DE LA FILOSOFÍA A LA MÍSTICA DEL CUERPO

Hannah Arendt ha pasado ya a formar parte de ellos, por más que su obra haya sido sometida a ciertas malinterpretaciones, voluntarias o no, que buscan en el pasado reciente compañeros de combate más que el lustroso acierto de una verdad que se descubre. Lo que quiero es comprender reúne textos, cartas y fragmentos que permiten llenar la ausencia de una autobiografía. Y es una lástima, en efecto, que la pensadora alemana no haya ofrecido al público un relato de su existencia, tan rica como dramática. Además de la transcripción de las entrevistas televisivas —en las que Arendt disecciona con inteligencia el contexto político y social y confiesa su más íntimas inquietudes— y de un excelente coloquio sobre el alcance de su obra, se recoge la correspondencia con uno de sus principales maestros, Karl Jaspers. Éste fue, según una bella confesión de la pensadora judía, quien dio continuidad a su propia vida. ¿De qué otro modo —existencia y vida— podría haber rendido Arendt el tributo del discípulo al maestro generoso?
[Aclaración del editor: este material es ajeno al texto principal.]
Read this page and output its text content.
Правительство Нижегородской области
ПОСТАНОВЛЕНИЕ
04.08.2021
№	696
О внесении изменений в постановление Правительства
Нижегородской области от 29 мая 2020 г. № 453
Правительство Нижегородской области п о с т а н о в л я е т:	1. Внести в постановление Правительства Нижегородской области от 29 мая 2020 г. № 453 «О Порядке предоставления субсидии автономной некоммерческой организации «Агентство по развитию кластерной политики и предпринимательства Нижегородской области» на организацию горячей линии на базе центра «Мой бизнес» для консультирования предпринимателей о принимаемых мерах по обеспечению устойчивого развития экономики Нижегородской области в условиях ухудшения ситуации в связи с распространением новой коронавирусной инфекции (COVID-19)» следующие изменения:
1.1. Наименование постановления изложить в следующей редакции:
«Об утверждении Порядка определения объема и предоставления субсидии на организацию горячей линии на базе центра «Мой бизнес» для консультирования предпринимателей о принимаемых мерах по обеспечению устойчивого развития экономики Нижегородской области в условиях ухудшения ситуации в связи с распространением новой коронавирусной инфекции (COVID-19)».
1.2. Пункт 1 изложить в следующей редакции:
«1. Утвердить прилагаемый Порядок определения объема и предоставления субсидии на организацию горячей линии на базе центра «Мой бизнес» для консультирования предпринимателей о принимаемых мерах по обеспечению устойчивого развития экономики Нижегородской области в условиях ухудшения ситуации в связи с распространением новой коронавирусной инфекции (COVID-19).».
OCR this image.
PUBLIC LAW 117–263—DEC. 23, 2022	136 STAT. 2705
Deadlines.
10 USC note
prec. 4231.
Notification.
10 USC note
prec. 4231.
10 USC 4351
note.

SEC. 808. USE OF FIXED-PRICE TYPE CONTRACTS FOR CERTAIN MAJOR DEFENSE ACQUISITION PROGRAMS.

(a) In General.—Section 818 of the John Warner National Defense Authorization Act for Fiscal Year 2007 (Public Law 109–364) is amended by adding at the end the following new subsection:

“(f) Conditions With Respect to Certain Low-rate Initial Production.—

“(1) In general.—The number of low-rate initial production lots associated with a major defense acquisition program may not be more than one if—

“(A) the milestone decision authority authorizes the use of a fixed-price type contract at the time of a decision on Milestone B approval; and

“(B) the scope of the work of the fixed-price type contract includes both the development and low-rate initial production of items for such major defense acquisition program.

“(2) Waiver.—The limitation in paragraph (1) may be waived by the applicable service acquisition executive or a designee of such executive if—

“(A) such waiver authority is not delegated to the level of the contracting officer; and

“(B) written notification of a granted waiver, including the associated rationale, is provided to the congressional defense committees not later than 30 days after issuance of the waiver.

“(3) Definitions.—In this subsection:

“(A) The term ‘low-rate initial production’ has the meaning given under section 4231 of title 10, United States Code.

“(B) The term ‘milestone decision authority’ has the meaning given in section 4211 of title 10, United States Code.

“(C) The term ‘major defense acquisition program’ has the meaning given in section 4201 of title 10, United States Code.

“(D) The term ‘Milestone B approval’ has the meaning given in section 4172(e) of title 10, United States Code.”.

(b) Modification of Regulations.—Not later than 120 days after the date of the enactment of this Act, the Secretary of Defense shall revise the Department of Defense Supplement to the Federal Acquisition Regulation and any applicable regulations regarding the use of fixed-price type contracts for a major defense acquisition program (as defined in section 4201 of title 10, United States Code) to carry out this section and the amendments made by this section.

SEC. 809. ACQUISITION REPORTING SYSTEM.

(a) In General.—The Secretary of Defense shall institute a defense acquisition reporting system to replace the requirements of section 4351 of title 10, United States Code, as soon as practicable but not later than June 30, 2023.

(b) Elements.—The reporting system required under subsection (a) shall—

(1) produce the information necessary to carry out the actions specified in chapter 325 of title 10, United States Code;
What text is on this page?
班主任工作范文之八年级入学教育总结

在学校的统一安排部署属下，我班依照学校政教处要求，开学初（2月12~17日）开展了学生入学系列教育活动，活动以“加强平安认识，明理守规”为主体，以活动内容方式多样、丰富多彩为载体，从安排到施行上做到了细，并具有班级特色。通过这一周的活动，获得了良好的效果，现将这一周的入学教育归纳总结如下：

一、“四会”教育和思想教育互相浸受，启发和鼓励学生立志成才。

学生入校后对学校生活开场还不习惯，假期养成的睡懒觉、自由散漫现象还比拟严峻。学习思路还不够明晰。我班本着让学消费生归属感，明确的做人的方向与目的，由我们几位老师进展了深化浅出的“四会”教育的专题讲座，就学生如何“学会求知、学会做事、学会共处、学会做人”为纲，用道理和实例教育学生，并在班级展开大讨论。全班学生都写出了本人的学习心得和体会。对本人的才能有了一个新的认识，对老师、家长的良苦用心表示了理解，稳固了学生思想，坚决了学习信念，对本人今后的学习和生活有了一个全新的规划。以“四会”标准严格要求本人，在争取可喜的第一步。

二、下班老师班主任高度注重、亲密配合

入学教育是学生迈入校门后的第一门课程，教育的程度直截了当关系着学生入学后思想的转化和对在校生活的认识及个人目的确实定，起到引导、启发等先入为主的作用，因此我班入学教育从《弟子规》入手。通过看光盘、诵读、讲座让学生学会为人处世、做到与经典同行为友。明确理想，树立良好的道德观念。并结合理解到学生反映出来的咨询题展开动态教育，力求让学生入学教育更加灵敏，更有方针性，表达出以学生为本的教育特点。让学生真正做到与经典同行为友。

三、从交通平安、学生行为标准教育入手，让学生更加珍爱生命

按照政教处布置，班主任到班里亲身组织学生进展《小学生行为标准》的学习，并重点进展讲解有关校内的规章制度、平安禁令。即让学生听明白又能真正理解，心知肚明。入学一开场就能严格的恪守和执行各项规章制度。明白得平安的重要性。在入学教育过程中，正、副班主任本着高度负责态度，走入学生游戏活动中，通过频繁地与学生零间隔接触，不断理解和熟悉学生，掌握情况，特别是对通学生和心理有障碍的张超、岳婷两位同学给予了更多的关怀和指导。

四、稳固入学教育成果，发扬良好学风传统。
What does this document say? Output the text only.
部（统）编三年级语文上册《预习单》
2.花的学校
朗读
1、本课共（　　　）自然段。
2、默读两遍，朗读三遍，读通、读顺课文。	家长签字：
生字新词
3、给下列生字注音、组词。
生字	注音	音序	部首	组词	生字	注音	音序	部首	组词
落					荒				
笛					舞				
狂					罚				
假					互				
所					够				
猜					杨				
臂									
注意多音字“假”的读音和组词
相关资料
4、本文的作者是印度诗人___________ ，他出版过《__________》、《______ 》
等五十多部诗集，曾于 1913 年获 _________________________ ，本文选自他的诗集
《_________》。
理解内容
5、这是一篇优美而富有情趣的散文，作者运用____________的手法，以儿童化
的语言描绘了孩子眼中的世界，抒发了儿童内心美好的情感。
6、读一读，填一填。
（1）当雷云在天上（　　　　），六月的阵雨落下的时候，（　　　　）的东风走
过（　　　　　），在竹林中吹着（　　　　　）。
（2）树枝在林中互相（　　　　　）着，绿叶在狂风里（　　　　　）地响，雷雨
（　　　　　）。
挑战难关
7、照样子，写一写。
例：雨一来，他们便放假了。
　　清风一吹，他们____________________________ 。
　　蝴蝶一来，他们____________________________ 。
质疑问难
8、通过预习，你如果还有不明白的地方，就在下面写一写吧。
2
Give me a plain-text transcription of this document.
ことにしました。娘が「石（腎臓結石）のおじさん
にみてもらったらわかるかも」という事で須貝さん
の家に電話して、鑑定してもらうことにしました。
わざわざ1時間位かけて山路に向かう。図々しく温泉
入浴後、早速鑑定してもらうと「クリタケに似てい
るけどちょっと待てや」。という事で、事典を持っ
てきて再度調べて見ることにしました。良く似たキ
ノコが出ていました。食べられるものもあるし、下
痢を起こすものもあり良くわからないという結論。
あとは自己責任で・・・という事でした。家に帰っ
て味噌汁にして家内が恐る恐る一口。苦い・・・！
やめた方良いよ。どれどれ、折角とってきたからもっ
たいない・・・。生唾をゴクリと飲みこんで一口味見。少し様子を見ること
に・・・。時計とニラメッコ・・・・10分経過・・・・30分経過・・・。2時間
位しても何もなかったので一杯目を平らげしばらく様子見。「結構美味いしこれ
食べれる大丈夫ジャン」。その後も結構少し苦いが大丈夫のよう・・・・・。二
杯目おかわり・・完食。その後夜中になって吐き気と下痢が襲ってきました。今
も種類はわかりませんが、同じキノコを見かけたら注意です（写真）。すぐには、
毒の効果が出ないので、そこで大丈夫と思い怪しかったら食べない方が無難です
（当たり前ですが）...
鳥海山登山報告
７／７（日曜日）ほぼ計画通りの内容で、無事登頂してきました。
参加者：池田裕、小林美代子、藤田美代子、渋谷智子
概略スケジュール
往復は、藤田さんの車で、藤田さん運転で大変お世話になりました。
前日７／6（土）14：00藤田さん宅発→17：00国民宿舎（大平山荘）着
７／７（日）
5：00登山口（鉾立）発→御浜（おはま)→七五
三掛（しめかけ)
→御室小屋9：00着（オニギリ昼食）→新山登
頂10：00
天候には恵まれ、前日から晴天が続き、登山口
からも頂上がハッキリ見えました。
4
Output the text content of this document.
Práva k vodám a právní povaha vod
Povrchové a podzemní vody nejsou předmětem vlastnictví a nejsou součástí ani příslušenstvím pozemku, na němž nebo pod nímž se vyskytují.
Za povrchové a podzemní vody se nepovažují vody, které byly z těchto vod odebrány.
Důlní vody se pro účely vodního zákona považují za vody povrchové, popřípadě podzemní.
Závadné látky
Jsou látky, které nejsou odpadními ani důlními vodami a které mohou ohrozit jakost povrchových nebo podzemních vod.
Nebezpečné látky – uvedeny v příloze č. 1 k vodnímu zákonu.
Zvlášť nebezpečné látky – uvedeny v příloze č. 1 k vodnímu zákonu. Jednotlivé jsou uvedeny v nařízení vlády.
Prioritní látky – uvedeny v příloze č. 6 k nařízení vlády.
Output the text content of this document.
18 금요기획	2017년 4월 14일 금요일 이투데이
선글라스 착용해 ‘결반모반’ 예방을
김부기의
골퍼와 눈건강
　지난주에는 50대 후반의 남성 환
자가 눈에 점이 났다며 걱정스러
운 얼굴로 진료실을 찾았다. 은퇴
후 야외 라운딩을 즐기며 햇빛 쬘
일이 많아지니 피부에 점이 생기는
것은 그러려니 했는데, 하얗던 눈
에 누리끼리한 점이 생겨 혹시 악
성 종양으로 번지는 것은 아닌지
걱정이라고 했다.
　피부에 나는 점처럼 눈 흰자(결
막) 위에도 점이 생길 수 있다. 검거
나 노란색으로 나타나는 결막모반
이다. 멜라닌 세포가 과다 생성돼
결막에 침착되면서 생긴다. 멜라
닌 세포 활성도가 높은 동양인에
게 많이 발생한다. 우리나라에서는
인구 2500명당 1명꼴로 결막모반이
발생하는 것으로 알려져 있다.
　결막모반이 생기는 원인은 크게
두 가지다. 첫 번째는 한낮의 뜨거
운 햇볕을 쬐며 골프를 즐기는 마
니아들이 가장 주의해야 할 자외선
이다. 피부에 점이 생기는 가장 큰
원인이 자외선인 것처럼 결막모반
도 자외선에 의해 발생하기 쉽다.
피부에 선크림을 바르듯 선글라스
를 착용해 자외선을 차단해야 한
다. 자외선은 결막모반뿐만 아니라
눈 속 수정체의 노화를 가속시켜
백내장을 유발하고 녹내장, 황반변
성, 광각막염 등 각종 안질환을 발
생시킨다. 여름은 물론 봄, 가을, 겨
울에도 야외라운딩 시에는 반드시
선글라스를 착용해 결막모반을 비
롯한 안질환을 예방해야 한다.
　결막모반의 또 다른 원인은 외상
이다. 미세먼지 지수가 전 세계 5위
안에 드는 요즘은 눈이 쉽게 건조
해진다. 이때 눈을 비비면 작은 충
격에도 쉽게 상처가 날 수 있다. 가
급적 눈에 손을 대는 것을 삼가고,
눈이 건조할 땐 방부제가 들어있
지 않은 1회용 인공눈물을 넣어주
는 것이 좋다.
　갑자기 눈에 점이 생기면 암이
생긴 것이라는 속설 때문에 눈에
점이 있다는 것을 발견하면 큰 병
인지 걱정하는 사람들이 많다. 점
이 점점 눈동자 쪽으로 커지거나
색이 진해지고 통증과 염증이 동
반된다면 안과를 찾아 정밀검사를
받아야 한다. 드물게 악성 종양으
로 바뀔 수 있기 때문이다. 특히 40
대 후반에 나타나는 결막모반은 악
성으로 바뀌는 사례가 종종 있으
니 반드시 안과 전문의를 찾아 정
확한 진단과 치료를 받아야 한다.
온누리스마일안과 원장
Pero si se trata de rendir tributo, el de Edith Stein se corresponde más con la defensa intelectual de un proyecto que había sido explotado por un discípulo infiel y poco caritativo con quien le había ofrecido una perspectiva filosófica sobre la que atisbar cielos más altos, y le había ayudado profesionalmente. Nos referimos, claro está, a la relación de Heidegger con Husserl. En La filosofía existencial de Martin Heidegger, Stein, que había sido ayudante del prestigioso autor de Investigaciones lógicas, y una de las pocas que había comprendido en profundidad el potencial de la fenomenología, se enfrenta al exitoso e indiscutible autor de Ser y tiempo, pero lo hace en territorio propicio: la discusión filosófica.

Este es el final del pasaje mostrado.